Just Another Chinese City?
Hong Kong’s autonomy has long been an irritant, at minimum, to Beijing. For half a century after the communist takeover in Beijing, there wasn’t much China could do about it – and not just because the Royal Navy was camped out in Victoria Harbor for most of that time. The other problem for Beijing was how much it relied on Hong Kong as a gateway for trade, an indispensable source of finance, technology and institutional expertise, and as a sort of halfway house for foreign investors wary of the complications of doing business on the mainland. This gave Hong Kong considerable leverage over the terms of its relationship with Beijing and reason to believe during the handover negotiations that its autonomy would be respected, lest Beijing spook investors and erode international faith in the trajectory of China’s opening. Meanwhile, Beijing also hoped that the success of “one country, two systems” would help coax Taiwan back into the fold.
But today, Beijing just doesn’t rely on the special administrative region as much as it once did. Chinese cities like Shanghai and Shenzhen – the latter’s forest of skyscrapers now visible from the Hong Kong airport – have grown to rival or even surpass Hong Kong in economic importance. In 1993, Hong Kong’s economy was equal to 27 percent of China’s gross domestic product. By 2017, this had shrunk to less than 3 percent. Last year, Shenzhen’s GDP alone surpassed that of Hong Kong. At handover, meanwhile, China accounted for around 36 percent of Hong Kong’s trade; by 2016, it had surpassed 50 percent. China is hardly an easy place to do business, but thousands of foreign firms and investors in the country have found ways to get fabulously wealthy without Hong Kong anyway. Peaceful reunification with Taiwan, meanwhile, has become a pipe dream.



 

This has had two implications: First, Beijing has had to worry somewhat less about sustaining the international perception that Hong Kong operates by rule of law and is immune to party interference, giving Beijing less to lose by doing in Hong Kong whatever it deems necessary to preserve political stability at home. Second, China’s economic rise has tied the fortunes of much of Hong Kong’s business elite to financial interests on the mainland, giving them ample incentives to stay in the party’s good graces. As a result, the Hong Kong legislature is dominated by pro-Beijing lawmakers – or at least ones who prioritize sustaining the status quo. And the protests, though at times robust, have struggled to attract financial and political backing from large swathes of Hong Kong society.
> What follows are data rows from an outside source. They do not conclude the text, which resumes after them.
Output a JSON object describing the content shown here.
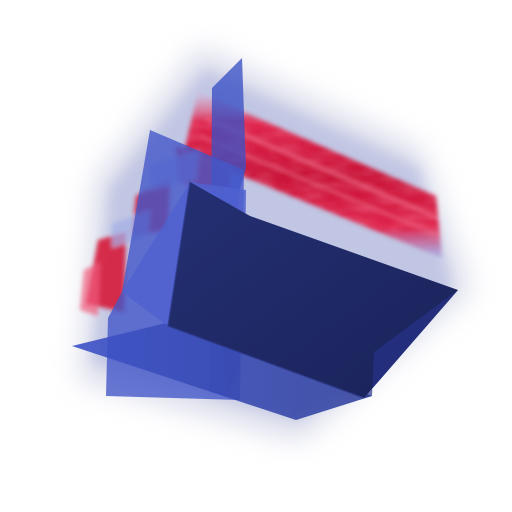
{
  "render": {
    "type": "volume-rendering-with-slice-planes",
    "colors": {
      "background": "#ffffff",
      "halo": "#b4b8d8",
      "hot": "#d4153a",
      "hot_light": "#f05a78",
      "cool": "#8a9ee8",
      "plane_blue": "#3a4fc4",
      "plane_light": "#6677dd",
      "plane_dark": "#1e2a66",
      "plane_darker": "#172052"
    }
  }
}
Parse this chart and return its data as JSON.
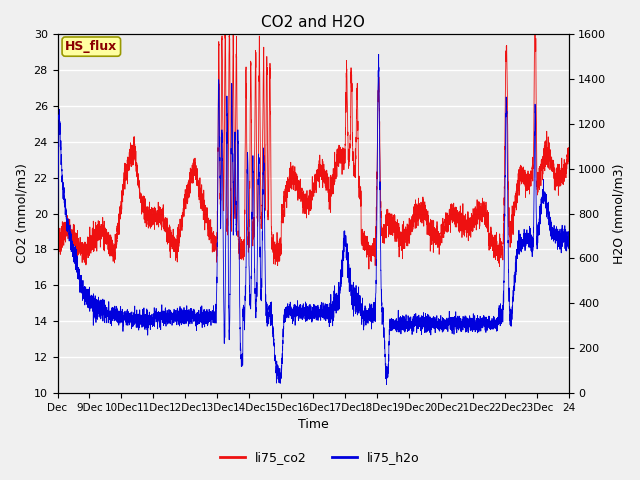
{
  "title": "CO2 and H2O",
  "xlabel": "Time",
  "ylabel_left": "CO2 (mmol/m3)",
  "ylabel_right": "H2O (mmol/m3)",
  "xlim": [
    0,
    16
  ],
  "ylim_left": [
    10,
    30
  ],
  "ylim_right": [
    0,
    1600
  ],
  "xtick_labels": [
    "Dec",
    "9Dec",
    "10Dec",
    "11Dec",
    "12Dec",
    "13Dec",
    "14Dec",
    "15Dec",
    "16Dec",
    "17Dec",
    "18Dec",
    "19Dec",
    "20Dec",
    "21Dec",
    "22Dec",
    "23Dec",
    "24"
  ],
  "yticks_left": [
    10,
    12,
    14,
    16,
    18,
    20,
    22,
    24,
    26,
    28,
    30
  ],
  "yticks_right": [
    0,
    200,
    400,
    600,
    800,
    1000,
    1200,
    1400,
    1600
  ],
  "annotation_text": "HS_flux",
  "annotation_color": "#8B0000",
  "annotation_bg": "#FFFFA0",
  "bg_color": "#E8E8E8",
  "plot_bg": "#EBEBEB",
  "grid_color": "white",
  "co2_color": "#EE1111",
  "h2o_color": "#0000DD",
  "legend_labels": [
    "li75_co2",
    "li75_h2o"
  ],
  "title_fontsize": 11,
  "label_fontsize": 9
}
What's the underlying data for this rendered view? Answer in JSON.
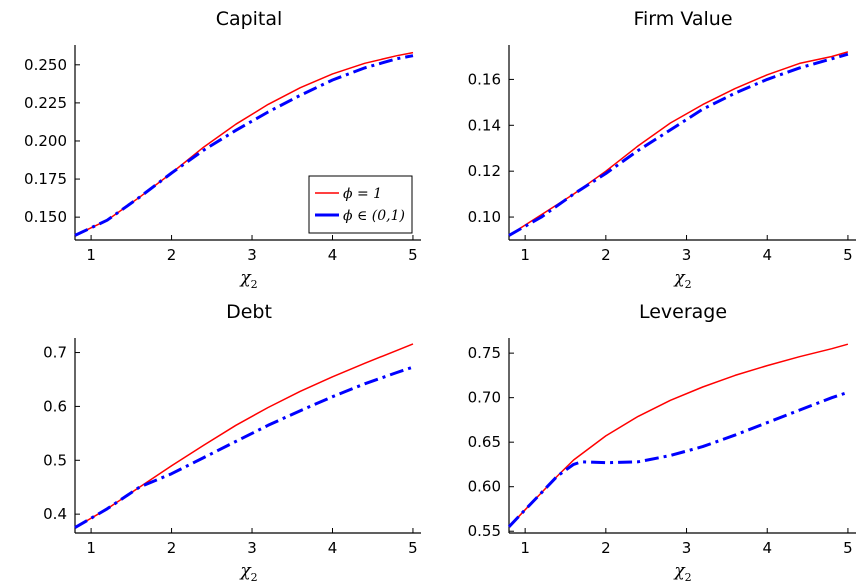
{
  "figure": {
    "legend": {
      "placement": "bottom-right of first panel",
      "entries": [
        {
          "label": "ϕ = 1",
          "color": "#ff0000"
        },
        {
          "label": "ϕ ∈ (0,1)",
          "color": "#0000ff"
        }
      ]
    }
  },
  "chart_data": [
    {
      "type": "line",
      "title": "Capital",
      "xlabel": "χ",
      "xlabel_sub": "2",
      "xlim": [
        0.8,
        5.1
      ],
      "ylim": [
        0.135,
        0.263
      ],
      "xticks": [
        1,
        2,
        3,
        4,
        5
      ],
      "yticks": [
        0.15,
        0.175,
        0.2,
        0.225,
        0.25
      ],
      "ytick_labels": [
        "0.150",
        "0.175",
        "0.200",
        "0.225",
        "0.250"
      ],
      "grid": false,
      "series": [
        {
          "name": "ϕ = 1",
          "color": "#ff0000",
          "style": "solid",
          "x": [
            0.8,
            1.2,
            1.6,
            2.0,
            2.4,
            2.8,
            3.2,
            3.6,
            4.0,
            4.4,
            4.8,
            5.0
          ],
          "y": [
            0.138,
            0.148,
            0.163,
            0.179,
            0.196,
            0.211,
            0.224,
            0.235,
            0.244,
            0.251,
            0.256,
            0.258
          ]
        },
        {
          "name": "ϕ ∈ (0,1)",
          "color": "#0000ff",
          "style": "dashdot",
          "x": [
            0.8,
            1.2,
            1.6,
            2.0,
            2.4,
            2.8,
            3.2,
            3.6,
            4.0,
            4.4,
            4.8,
            5.0
          ],
          "y": [
            0.138,
            0.148,
            0.163,
            0.179,
            0.194,
            0.207,
            0.219,
            0.23,
            0.24,
            0.248,
            0.254,
            0.256
          ]
        }
      ]
    },
    {
      "type": "line",
      "title": "Firm Value",
      "xlabel": "χ",
      "xlabel_sub": "2",
      "xlim": [
        0.8,
        5.1
      ],
      "ylim": [
        0.09,
        0.175
      ],
      "xticks": [
        1,
        2,
        3,
        4,
        5
      ],
      "yticks": [
        0.1,
        0.12,
        0.14,
        0.16
      ],
      "ytick_labels": [
        "0.10",
        "0.12",
        "0.14",
        "0.16"
      ],
      "grid": false,
      "series": [
        {
          "name": "ϕ = 1",
          "color": "#ff0000",
          "style": "solid",
          "x": [
            0.8,
            1.2,
            1.6,
            2.0,
            2.4,
            2.8,
            3.2,
            3.6,
            4.0,
            4.4,
            4.8,
            5.0
          ],
          "y": [
            0.092,
            0.101,
            0.11,
            0.12,
            0.131,
            0.141,
            0.149,
            0.156,
            0.162,
            0.167,
            0.17,
            0.172
          ]
        },
        {
          "name": "ϕ ∈ (0,1)",
          "color": "#0000ff",
          "style": "dashdot",
          "x": [
            0.8,
            1.2,
            1.6,
            2.0,
            2.4,
            2.8,
            3.2,
            3.6,
            4.0,
            4.4,
            4.8,
            5.0
          ],
          "y": [
            0.092,
            0.1,
            0.11,
            0.119,
            0.129,
            0.138,
            0.147,
            0.154,
            0.16,
            0.165,
            0.169,
            0.171
          ]
        }
      ]
    },
    {
      "type": "line",
      "title": "Debt",
      "xlabel": "χ",
      "xlabel_sub": "2",
      "xlim": [
        0.8,
        5.1
      ],
      "ylim": [
        0.365,
        0.727
      ],
      "xticks": [
        1,
        2,
        3,
        4,
        5
      ],
      "yticks": [
        0.4,
        0.5,
        0.6,
        0.7
      ],
      "ytick_labels": [
        "0.4",
        "0.5",
        "0.6",
        "0.7"
      ],
      "grid": false,
      "series": [
        {
          "name": "ϕ = 1",
          "color": "#ff0000",
          "style": "solid",
          "x": [
            0.8,
            1.2,
            1.6,
            2.0,
            2.4,
            2.8,
            3.2,
            3.6,
            4.0,
            4.4,
            4.8,
            5.0
          ],
          "y": [
            0.375,
            0.41,
            0.45,
            0.49,
            0.528,
            0.565,
            0.598,
            0.628,
            0.655,
            0.68,
            0.704,
            0.716
          ]
        },
        {
          "name": "ϕ ∈ (0,1)",
          "color": "#0000ff",
          "style": "dashdot",
          "x": [
            0.8,
            1.2,
            1.6,
            2.0,
            2.4,
            2.8,
            3.2,
            3.6,
            4.0,
            4.4,
            4.8,
            5.0
          ],
          "y": [
            0.375,
            0.41,
            0.45,
            0.475,
            0.505,
            0.535,
            0.565,
            0.592,
            0.618,
            0.642,
            0.663,
            0.673
          ]
        }
      ]
    },
    {
      "type": "line",
      "title": "Leverage",
      "xlabel": "χ",
      "xlabel_sub": "2",
      "xlim": [
        0.8,
        5.1
      ],
      "ylim": [
        0.548,
        0.767
      ],
      "xticks": [
        1,
        2,
        3,
        4,
        5
      ],
      "yticks": [
        0.55,
        0.6,
        0.65,
        0.7,
        0.75
      ],
      "ytick_labels": [
        "0.55",
        "0.60",
        "0.65",
        "0.70",
        "0.75"
      ],
      "grid": false,
      "series": [
        {
          "name": "ϕ = 1",
          "color": "#ff0000",
          "style": "solid",
          "x": [
            0.8,
            1.0,
            1.2,
            1.4,
            1.6,
            2.0,
            2.4,
            2.8,
            3.2,
            3.6,
            4.0,
            4.4,
            4.8,
            5.0
          ],
          "y": [
            0.555,
            0.574,
            0.593,
            0.612,
            0.63,
            0.657,
            0.679,
            0.697,
            0.712,
            0.725,
            0.736,
            0.746,
            0.755,
            0.76
          ]
        },
        {
          "name": "ϕ ∈ (0,1)",
          "color": "#0000ff",
          "style": "dashdot",
          "x": [
            0.8,
            1.0,
            1.2,
            1.4,
            1.6,
            1.7,
            2.0,
            2.4,
            2.8,
            3.2,
            3.6,
            4.0,
            4.4,
            4.8,
            5.0
          ],
          "y": [
            0.555,
            0.574,
            0.593,
            0.612,
            0.625,
            0.628,
            0.627,
            0.628,
            0.635,
            0.645,
            0.658,
            0.672,
            0.686,
            0.7,
            0.706
          ]
        }
      ]
    }
  ]
}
The fact of the matter is, Hong Kong’s fate is largely out of its hands. It has little power of its own to wield against Beijing. It has its own laws and police force, but unlike Taiwan, no military force or promises of outside support. The Royal Navy is never coming back. How much of Hong Kong’s autonomy survives will hinge almost solely on how much Beijing finds this autonomy threatening, and how much risk of international condemnation, loss of investment, and so forth Beijing thinks it can tolerate by curbing it.

This doesn’t mean that China intends to ever transform Hong Kong into “just another Chinese city.” The special administrative region’s reputation as a stable, law-based gateway to China will always be valuable to some extent. And with foreign firms getting spooked by the Communist Party’s authoritarianism at home, by the threats of new foreign tariffs, and by the trade abuses put in the spotlight by the U.S. trade war, Hong Kong’s importance to the Chinese economy may soon be revived. Already, its role facilitating transshipments of Chinese exports is proving useful for those seeking to circumvent U.S. tariffs and import restrictions.

Where the Communist Party feels threatened enough to push further – to snuff out political threats emanating from Hong Kong or to crush any major independence movement (particularly one with foreign backing) – Beijing can and will. At some point, for example, Beijing is going to have to weather another round of mass protests and extend parts of its “Great Firewall” to Hong Kong. But it doesn’t need to micromanage Hong Kong in the way it does the mainland to feel secure. And picking its battles sparingly will likely be deemed good for business.